TL;DR: Given 4 points on a two dimentional plane, representing a reclangle seen from an unknown perspective, can we deduce the width / height ratio of the rectangle ?
From a picture, and some opencv work (canny, hough lines, bucketing to tell appart “lines” and “columns”, choosing interesting lines, math to deduce lines intersections), I get this:
From this step, it’s easy to warp it to a “from the top” view, using opencv
wrapPerspective to “remove” the perspective, being on the top of the rectangle.
My goal now is to keep the aspect ratio of it, as I loose it while doing my actual warping, because I don’t know the ratio it should have.
For this I have to give to
getPerspectiveTransform the 4 destination points where I want my 4 found red points to be after warping, not just 4 random points like
(0, 0), (0, 100), (100, 100), (100, 0) leading to a deformation if my 4 red points are not a square.
So is there a known way to compute the width/height ratio, or even better the size, of this “seen thrue a perspective rectangle” ?
For the record and the curious, work-in-progress is here: https://github.com/JulienPalard/grid-finder
Dropbox has an extensive article on their tech blog where they describe how they solved the problem for their scanner app.
Rectifying a Document
We assume that the input document is rectangular in the physical world, but if it is not exactly facing the camera, the resulting corners in the image will be a general convex quadrilateral. So to satisfy our first goal, we must undo the geometric transform applied by the capture process. This transformation depends on the viewpoint of the camera relative to the document (these are the so-called extrinsic parameters), in addition to things like the focal length of the camera (the intrinsic parameters). Here’s a diagram of the capture scenario:
In order to undo the geometric transform, we must first determine the said parameters. If we assume a nicely symmetric camera (no astigmatism, no skew, et cetera), the unknowns in this model are:
- the 3D location of the camera relative to the document (3 degrees of freedom),
- the 3D orientation of the camera relative to the document (3 degrees of freedom),
- the dimensions of the document (2 degrees of freedom), and
- the focal length of the camera (1 degree of freedom).

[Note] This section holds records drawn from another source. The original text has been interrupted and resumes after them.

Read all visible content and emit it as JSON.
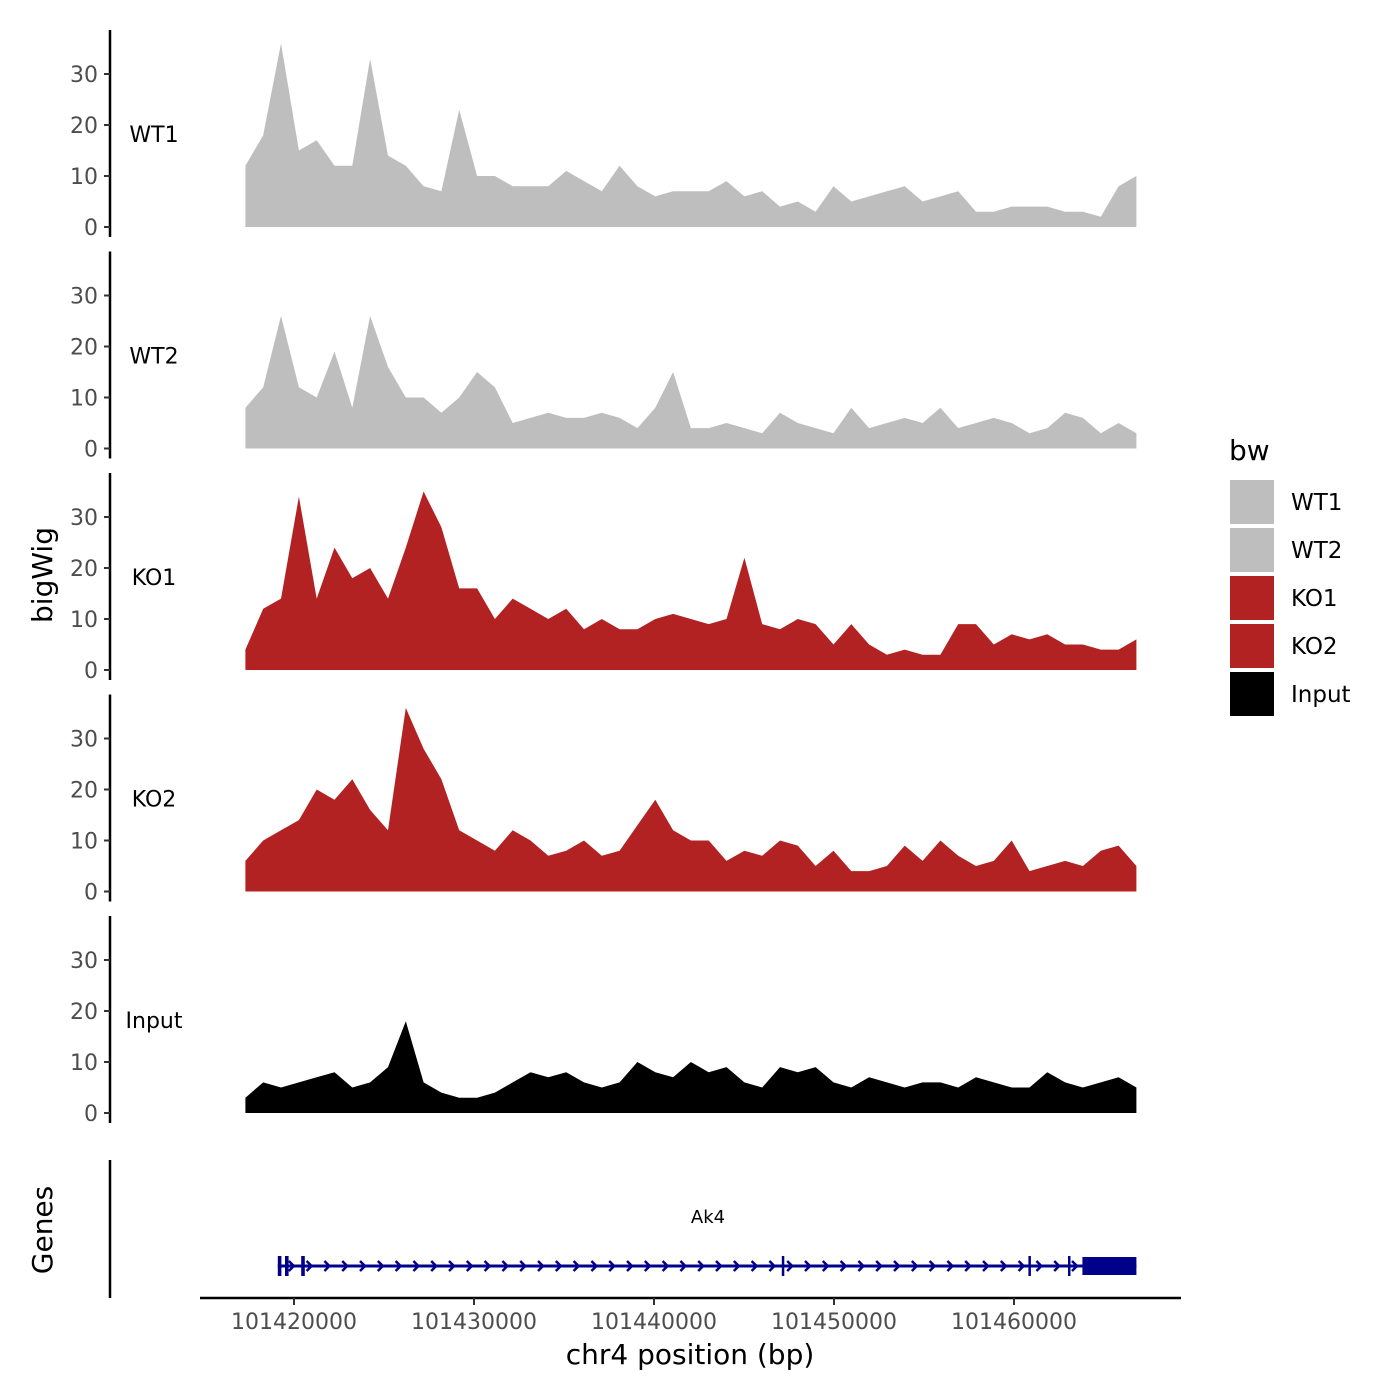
{
  "chart_data": {
    "type": "area",
    "xlabel": "chr4 position (bp)",
    "ylabel": "bigWig",
    "gene_panel_label": "Genes",
    "xlim": [
      101417300,
      101466800
    ],
    "ylim": [
      0,
      38
    ],
    "x_ticks": [
      101420000,
      101430000,
      101440000,
      101450000,
      101460000
    ],
    "x_tick_labels": [
      "101420000",
      "101430000",
      "101440000",
      "101450000",
      "101460000"
    ],
    "y_ticks": [
      0,
      10,
      20,
      30
    ],
    "y_tick_labels": [
      "0",
      "10",
      "20",
      "30"
    ],
    "bin_start": 101417300,
    "bin_step": 990,
    "series": [
      {
        "name": "WT1",
        "color": "#bebebe",
        "values": [
          12,
          18,
          36,
          15,
          17,
          12,
          12,
          33,
          14,
          12,
          8,
          7,
          23,
          10,
          10,
          8,
          8,
          8,
          11,
          9,
          7,
          12,
          8,
          6,
          7,
          7,
          7,
          9,
          6,
          7,
          4,
          5,
          3,
          8,
          5,
          6,
          7,
          8,
          5,
          6,
          7,
          3,
          3,
          4,
          4,
          4,
          3,
          3,
          2,
          8,
          10
        ]
      },
      {
        "name": "WT2",
        "color": "#bebebe",
        "values": [
          8,
          12,
          26,
          12,
          10,
          19,
          8,
          26,
          16,
          10,
          10,
          7,
          10,
          15,
          12,
          5,
          6,
          7,
          6,
          6,
          7,
          6,
          4,
          8,
          15,
          4,
          4,
          5,
          4,
          3,
          7,
          5,
          4,
          3,
          8,
          4,
          5,
          6,
          5,
          8,
          4,
          5,
          6,
          5,
          3,
          4,
          7,
          6,
          3,
          5,
          3
        ]
      },
      {
        "name": "KO1",
        "color": "#b22222",
        "values": [
          4,
          12,
          14,
          34,
          14,
          24,
          18,
          20,
          14,
          24,
          35,
          28,
          16,
          16,
          10,
          14,
          12,
          10,
          12,
          8,
          10,
          8,
          8,
          10,
          11,
          10,
          9,
          10,
          22,
          9,
          8,
          10,
          9,
          5,
          9,
          5,
          3,
          4,
          3,
          3,
          9,
          9,
          5,
          7,
          6,
          7,
          5,
          5,
          4,
          4,
          6
        ]
      },
      {
        "name": "KO2",
        "color": "#b22222",
        "values": [
          6,
          10,
          12,
          14,
          20,
          18,
          22,
          16,
          12,
          36,
          28,
          22,
          12,
          10,
          8,
          12,
          10,
          7,
          8,
          10,
          7,
          8,
          13,
          18,
          12,
          10,
          10,
          6,
          8,
          7,
          10,
          9,
          5,
          8,
          4,
          4,
          5,
          9,
          6,
          10,
          7,
          5,
          6,
          10,
          4,
          5,
          6,
          5,
          8,
          9,
          5
        ]
      },
      {
        "name": "Input",
        "color": "#000000",
        "values": [
          3,
          6,
          5,
          6,
          7,
          8,
          5,
          6,
          9,
          18,
          6,
          4,
          3,
          3,
          4,
          6,
          8,
          7,
          8,
          6,
          5,
          6,
          10,
          8,
          7,
          10,
          8,
          9,
          6,
          5,
          9,
          8,
          9,
          6,
          5,
          7,
          6,
          5,
          6,
          6,
          5,
          7,
          6,
          5,
          5,
          8,
          6,
          5,
          6,
          7,
          5
        ]
      }
    ],
    "legend": {
      "title": "bw",
      "position": "right",
      "entries": [
        {
          "label": "WT1",
          "color": "#bebebe"
        },
        {
          "label": "WT2",
          "color": "#bebebe"
        },
        {
          "label": "KO1",
          "color": "#b22222"
        },
        {
          "label": "KO2",
          "color": "#b22222"
        },
        {
          "label": "Input",
          "color": "#000000"
        }
      ]
    },
    "gene": {
      "name": "Ak4",
      "color": "#00008b",
      "strand": "+",
      "start": 101419100,
      "end": 101466800,
      "exons": [
        [
          101419100,
          101419300
        ],
        [
          101419500,
          101419700
        ],
        [
          101420400,
          101420600
        ],
        [
          101447100,
          101447200
        ],
        [
          101460800,
          101460900
        ],
        [
          101463000,
          101463100
        ],
        [
          101463800,
          101466800
        ]
      ]
    }
  }
}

On the flip side, the x- and y-coordinates of the four detected document corners gives us effectively eight constraints. While there are seemingly more unknowns (9) than constraints (8), the unknowns are not entirely free variables—one could imagine scaling the document physically and placing it further from the camera, to obtain an identical photo. This relation places an additional constraint, so we have a fully constrained system to be solved. (The actual system of equations we solve involves a few other considerations; the relevant Wikipedia article gives a good summary: https://en.wikipedia.org/wiki/Camera_resectioning)
Once the parameters have been recovered, we can undo the geometric transform applied by the capture process to obtain a nice rectangular image. However, this is potentially a time-consuming process: one would look up, for each output pixel, the value of the corresponding input pixel in the source image. Of course, GPUs are specifically designed for tasks like this: rendering a texture in a virtual space. There exists a view transform—which happens to be the inverse of the camera transform we just solved for!—with which one can render the full input image and obtain the rectified document. (An easy way to see this is to note that once you have the full input image on the screen of your phone, you can tilt and translate the phone such that the projection of the document region on the screen appears rectilinear to you.)
Lastly, recall that there was an ambiguity with respect to scale: we can’t tell whether the document was a letter-sized paper (8.5” x 11”) or a poster board (17” x 22”), for instance. What should the dimensions of the output image be? To resolve this ambiguity, we count the number of pixels within the quadrilateral in the input image, and set the output resolution as to match this pixel count. The idea is that we don’t want to upsample or downsample the image too much.
Yes, here’s a pen and pencil method:
Find the points $P,Q$ where “parallel” sides interset. The line through $P,Q$ is the “horizon” of the plane containing the rect. Find $R$ such that $\angle QRP=90^\circ$ and $RP=RQ$. Then the parallel to $PQ$ through $R$ intersects your pairs of “parallels” $AB,CD$ resp. $BC,AD$ in points with distance proportional to the rectangle side lengths.